A tax administrator might use a punishment narrative to persuade taxpayers that evasion will be discovered (even though the chance of audit is very low).  Stories about other taxpayers, similar to target taxpayers, who have gotten caught can help persuade the audience about the likelihood of audit.  The U.S. government did a nice job with this with respect to its criminal prosecution of holders of secret offshore accounts.  Its strategy was straightforward – it simply wrote press releases that gave some detail about the lives of the individuals who struck plea bargains, for example describing one taxpayer as a retired sales manager for Boeing.

Scholars of narrative, such as Walter Fisher, describe the quality of stories using concepts of “probability” and “fidelity.”  Probability means the story’s logic and believability in the context of other stories known to the audience.  Fidelity means congruence between the story’s values and audience values.

Stories can be very short.  One famous six-word effort is sometimes attributed to Ernest Hemingway:  “For sale: baby shoes, never worn.” The IRS offshore account press releases, barebones as they were, gave enough information to permit other taxpayers to fill in the blanks, and make a persuasive story out of the skeleton information.   It helps that the offshore account stories targeted a fairly specific kind of tax avoidance.  Leigh Osofsky, for example, has written about the promise of a strategy that tailors enforcement efforts for micro-groups of taxpayers.

A tax administrator might use a prosocial narrative to persuade taxpayers, for example, that fellow citizens depend on tax payments from all taxpayers in order to support necessary and valued public goods.   Prosocial narratives have drawn some support from lab experiments, but less support from empirical results based on actual tax return filings.  For example, the sending of a note stating that “your income tax dollars are spent on services that we … depend on” did not increase tax compliance.  Despite these results, continued support exists for prosocial compliance initiatives.  For example, David Schizer and Yair Listokin have recently written about the potential of such strategies for tax compliance, and the United Kingdom government’s so-called “Nudge Unit” has embraced the idea of prosocial approaches more generally.

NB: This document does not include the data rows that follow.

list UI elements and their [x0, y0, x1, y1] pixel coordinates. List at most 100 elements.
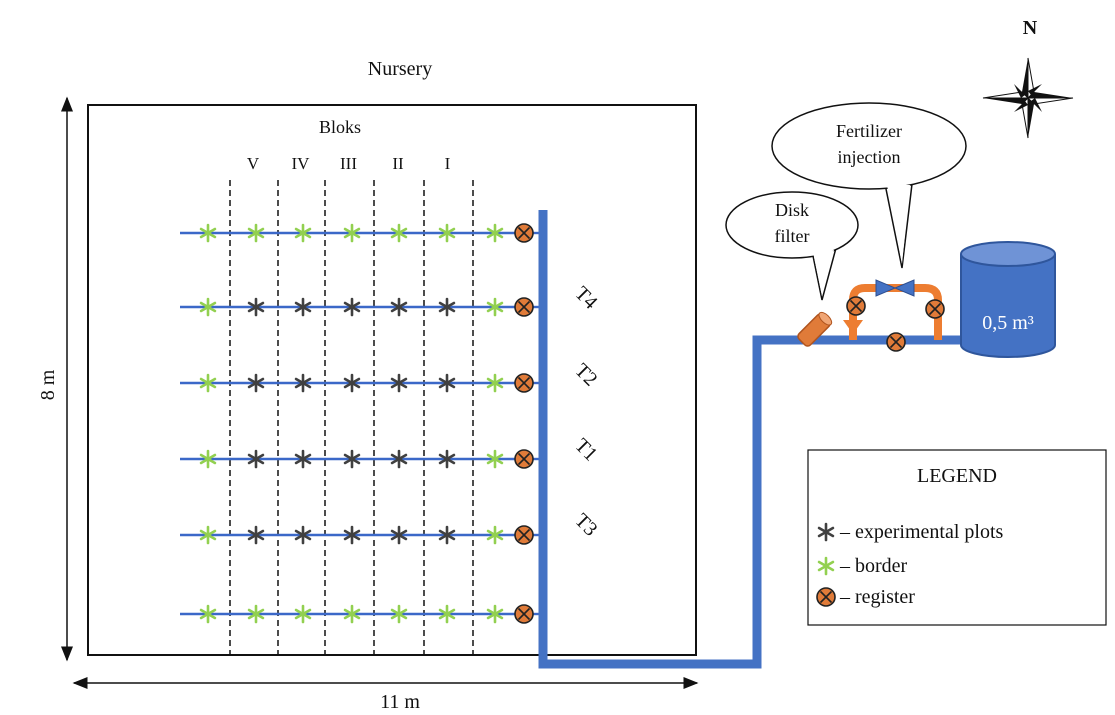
legend-item: – experimental plots	[817, 521, 1004, 543]
register-icon	[514, 449, 534, 469]
legend-item: – border	[817, 555, 908, 577]
border-plant-icon	[486, 373, 504, 393]
treatment-label: T1	[570, 434, 601, 465]
disk-filter-callout	[725, 191, 859, 301]
legend-item-label: – register	[839, 586, 915, 608]
border-plant-icon	[817, 556, 835, 576]
water-tank-icon	[960, 241, 1056, 358]
border-plant-icon	[486, 223, 504, 243]
border-plant-icon	[343, 223, 361, 243]
experimental-plot-icon	[390, 449, 408, 469]
border-plant-icon	[486, 449, 504, 469]
lateral-row	[180, 604, 543, 624]
fertilizer-injector-icon	[843, 279, 942, 340]
experimental-plot-icon	[294, 449, 312, 469]
north-compass-icon	[982, 57, 1074, 139]
block-label: II	[392, 154, 404, 173]
nursery-title: Nursery	[368, 58, 432, 80]
register-icon	[846, 296, 866, 316]
experimental-plot-icon	[247, 373, 265, 393]
disk-filter-icon	[797, 311, 833, 347]
register-icon	[514, 373, 534, 393]
border-plant-icon	[199, 373, 217, 393]
tank-capacity-label: 0,5 m³	[982, 312, 1034, 334]
legend-item: – register	[816, 586, 915, 608]
experimental-plot-icon	[438, 297, 456, 317]
register-icon	[886, 332, 906, 352]
blocks-title: Bloks	[319, 117, 361, 137]
experimental-plot-icon	[247, 525, 265, 545]
border-plant-icon	[247, 223, 265, 243]
register-icon	[514, 525, 534, 545]
fertilizer-callout	[771, 102, 967, 269]
treatment-labels: T4 T2 T1 T3	[570, 282, 601, 540]
border-plant-icon	[199, 297, 217, 317]
height-label: 8 m	[37, 369, 59, 400]
lateral-row	[180, 297, 543, 317]
register-icon	[925, 299, 945, 319]
experimental-plot-icon	[390, 297, 408, 317]
fertilizer-label-line2: injection	[838, 147, 901, 167]
block-label: V	[247, 154, 260, 173]
legend-items: – experimental plots – border – register	[816, 521, 1004, 608]
experimental-plot-icon	[247, 449, 265, 469]
loop-registers	[846, 296, 945, 352]
border-plant-icon	[247, 604, 265, 624]
border-plant-icon	[343, 604, 361, 624]
nursery-boundary	[87, 104, 697, 656]
border-plant-icon	[438, 223, 456, 243]
border-plant-icon	[390, 223, 408, 243]
lateral-lines	[180, 223, 543, 624]
width-label: 11 m	[380, 691, 420, 713]
disk-filter-label-line2: filter	[775, 226, 810, 246]
register-icon	[514, 223, 534, 243]
experimental-plot-icon	[343, 449, 361, 469]
border-plant-icon	[199, 525, 217, 545]
block-label: III	[340, 154, 357, 173]
injection-arrow-icon	[843, 320, 863, 334]
border-plant-icon	[390, 604, 408, 624]
lateral-row	[180, 223, 543, 243]
border-plant-icon	[486, 525, 504, 545]
experimental-plot-icon	[294, 297, 312, 317]
experimental-plot-icon	[294, 373, 312, 393]
legend-title: LEGEND	[917, 465, 997, 487]
legend-item-label: – experimental plots	[839, 521, 1004, 543]
experimental-plot-icon	[438, 525, 456, 545]
border-plant-icon	[294, 604, 312, 624]
disk-filter-label-line1: Disk	[775, 200, 809, 220]
experimental-plot-icon	[343, 525, 361, 545]
block-labels: V IV III II I	[247, 154, 451, 173]
block-label: IV	[292, 154, 311, 173]
experimental-plot-icon	[343, 297, 361, 317]
legend-box	[807, 449, 1107, 626]
experimental-plot-icon	[817, 522, 835, 542]
treatment-label: T4	[570, 282, 601, 313]
lateral-row	[180, 525, 543, 545]
block-dividers	[229, 180, 474, 655]
border-plant-icon	[199, 223, 217, 243]
border-plant-icon	[438, 604, 456, 624]
border-plant-icon	[294, 223, 312, 243]
lateral-row	[180, 449, 543, 469]
register-icon	[514, 297, 534, 317]
lateral-row	[180, 373, 543, 393]
treatment-label: T2	[570, 359, 601, 390]
legend-item-label: – border	[839, 555, 908, 577]
border-plant-icon	[199, 449, 217, 469]
experimental-plot-icon	[390, 525, 408, 545]
border-plant-icon	[486, 297, 504, 317]
border-plant-icon	[486, 604, 504, 624]
treatment-label: T3	[570, 509, 601, 540]
experimental-plot-icon	[247, 297, 265, 317]
register-icon	[514, 604, 534, 624]
block-label: I	[445, 154, 451, 173]
experimental-plot-icon	[343, 373, 361, 393]
north-label: N	[1023, 17, 1038, 39]
experimental-plot-icon	[438, 373, 456, 393]
register-icon	[816, 587, 836, 607]
border-plant-icon	[199, 604, 217, 624]
experimental-plot-icon	[294, 525, 312, 545]
main-supply-pipe	[538, 210, 965, 669]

Prosocial and other narrative strategies carry risks for the tax administrator.  Challenges include execution risk, cost, the navigation of taxpayer confidentiality rights, and questions about the capacity of a narrative strategy to impact nonautomatic behavior.  But sometimes the tax administrator may need narrative, either because it cannot persuade taxpayers without it or because it requires a tool that will effectively counteract the way another party – perhaps the media – shapes a story about the tax administrator’s compliance or enforcement program.  Either way, the IRS should be prepared to tell a good story.